What hasn’t changed in this newest version is that recycled content still matters.

In essence, Wang said the goal is to get aluminum companies thinking of how these materials can be incorporated into a green building system.

“We are not only a material industry, but we are an industry with the right solutions,” he said.

Members of other industry organizations were in attendance at the AAMA Conference, and many of them gave an update on their associations’ efforts.

Scott Hanlon, director of programs at the National Fenestration Rating Council (NFRC), reported the NFRC is currently gathering detailed commercial market intelligence. Margaret Webb, executive director of the Insulating Glass Manufacturers Alliance, spoke about a myriad of activities into which the association is delving. This includes looking at ceramic frit and its impact on thermal stress, as well as IG cavity width manufacturing tolerances.

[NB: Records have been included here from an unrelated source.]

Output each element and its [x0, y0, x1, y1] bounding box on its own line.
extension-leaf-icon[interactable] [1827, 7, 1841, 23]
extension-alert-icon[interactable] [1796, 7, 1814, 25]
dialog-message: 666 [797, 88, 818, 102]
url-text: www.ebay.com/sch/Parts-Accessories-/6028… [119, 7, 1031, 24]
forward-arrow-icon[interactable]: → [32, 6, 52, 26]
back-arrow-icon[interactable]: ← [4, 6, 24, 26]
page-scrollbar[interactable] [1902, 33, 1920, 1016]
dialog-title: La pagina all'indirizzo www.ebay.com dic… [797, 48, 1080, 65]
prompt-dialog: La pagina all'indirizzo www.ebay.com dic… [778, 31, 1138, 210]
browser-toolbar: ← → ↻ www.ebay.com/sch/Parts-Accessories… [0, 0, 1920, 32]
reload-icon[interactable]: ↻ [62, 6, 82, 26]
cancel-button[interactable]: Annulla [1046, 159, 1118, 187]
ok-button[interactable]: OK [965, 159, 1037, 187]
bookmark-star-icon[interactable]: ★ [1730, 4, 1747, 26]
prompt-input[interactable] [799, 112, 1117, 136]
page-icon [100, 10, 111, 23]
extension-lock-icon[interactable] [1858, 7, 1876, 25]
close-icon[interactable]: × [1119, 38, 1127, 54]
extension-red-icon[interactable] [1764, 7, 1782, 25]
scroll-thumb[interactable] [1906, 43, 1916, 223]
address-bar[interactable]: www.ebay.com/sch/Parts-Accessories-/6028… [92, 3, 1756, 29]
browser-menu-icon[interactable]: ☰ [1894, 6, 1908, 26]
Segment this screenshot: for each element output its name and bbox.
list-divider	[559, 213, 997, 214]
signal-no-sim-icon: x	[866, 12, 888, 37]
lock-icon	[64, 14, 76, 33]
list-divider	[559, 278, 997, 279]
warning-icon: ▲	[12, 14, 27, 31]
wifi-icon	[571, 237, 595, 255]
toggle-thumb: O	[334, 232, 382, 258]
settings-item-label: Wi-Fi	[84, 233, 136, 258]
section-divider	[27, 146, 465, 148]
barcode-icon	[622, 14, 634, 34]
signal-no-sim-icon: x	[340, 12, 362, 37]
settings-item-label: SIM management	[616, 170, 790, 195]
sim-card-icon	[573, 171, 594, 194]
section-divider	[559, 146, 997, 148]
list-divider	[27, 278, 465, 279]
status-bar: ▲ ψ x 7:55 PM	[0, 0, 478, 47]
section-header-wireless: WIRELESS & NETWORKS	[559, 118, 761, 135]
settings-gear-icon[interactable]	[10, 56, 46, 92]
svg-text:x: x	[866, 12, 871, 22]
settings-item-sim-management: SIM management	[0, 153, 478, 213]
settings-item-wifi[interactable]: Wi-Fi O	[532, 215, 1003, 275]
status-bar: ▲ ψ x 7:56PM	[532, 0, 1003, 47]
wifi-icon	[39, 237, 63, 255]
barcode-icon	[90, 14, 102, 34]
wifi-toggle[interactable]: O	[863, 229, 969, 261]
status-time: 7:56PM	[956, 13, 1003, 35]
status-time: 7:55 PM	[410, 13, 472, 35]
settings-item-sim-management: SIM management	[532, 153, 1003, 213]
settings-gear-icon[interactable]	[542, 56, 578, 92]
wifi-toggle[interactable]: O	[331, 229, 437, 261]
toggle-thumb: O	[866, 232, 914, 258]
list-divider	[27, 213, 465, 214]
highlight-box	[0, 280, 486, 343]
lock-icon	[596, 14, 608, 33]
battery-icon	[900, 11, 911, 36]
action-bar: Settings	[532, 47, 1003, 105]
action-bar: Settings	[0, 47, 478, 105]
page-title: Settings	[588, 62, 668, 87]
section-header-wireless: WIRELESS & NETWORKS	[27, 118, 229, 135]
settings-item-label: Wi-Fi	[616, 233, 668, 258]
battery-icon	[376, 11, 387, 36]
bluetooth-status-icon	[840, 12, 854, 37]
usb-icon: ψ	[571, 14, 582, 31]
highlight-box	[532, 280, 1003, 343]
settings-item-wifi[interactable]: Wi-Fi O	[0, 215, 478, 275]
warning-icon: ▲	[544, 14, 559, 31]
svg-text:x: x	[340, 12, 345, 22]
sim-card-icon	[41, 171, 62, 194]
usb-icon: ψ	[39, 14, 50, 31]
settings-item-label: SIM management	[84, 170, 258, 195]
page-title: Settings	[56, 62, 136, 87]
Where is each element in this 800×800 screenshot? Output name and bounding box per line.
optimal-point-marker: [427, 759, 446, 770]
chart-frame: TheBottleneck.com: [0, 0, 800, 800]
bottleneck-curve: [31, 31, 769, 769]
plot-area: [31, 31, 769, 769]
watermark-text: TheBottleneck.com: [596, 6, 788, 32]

In the future IGMA will look at developing glazing guidelines for vacuum insulating glass, and will also look at complex products such as spider glazing and others. “We’re really seeing some complex stuff,” said Webb.

AAMA regulatory affairs manager Diana Hanson gave a short report on ASHRAE. Current work of the group includes thermal bridging, air leakage and developing a user’s manual. She mentioned that public comment for ASHRAE 90.2 ended in December and this is the first review undertaken in ten years, and the association received more than 200 comments.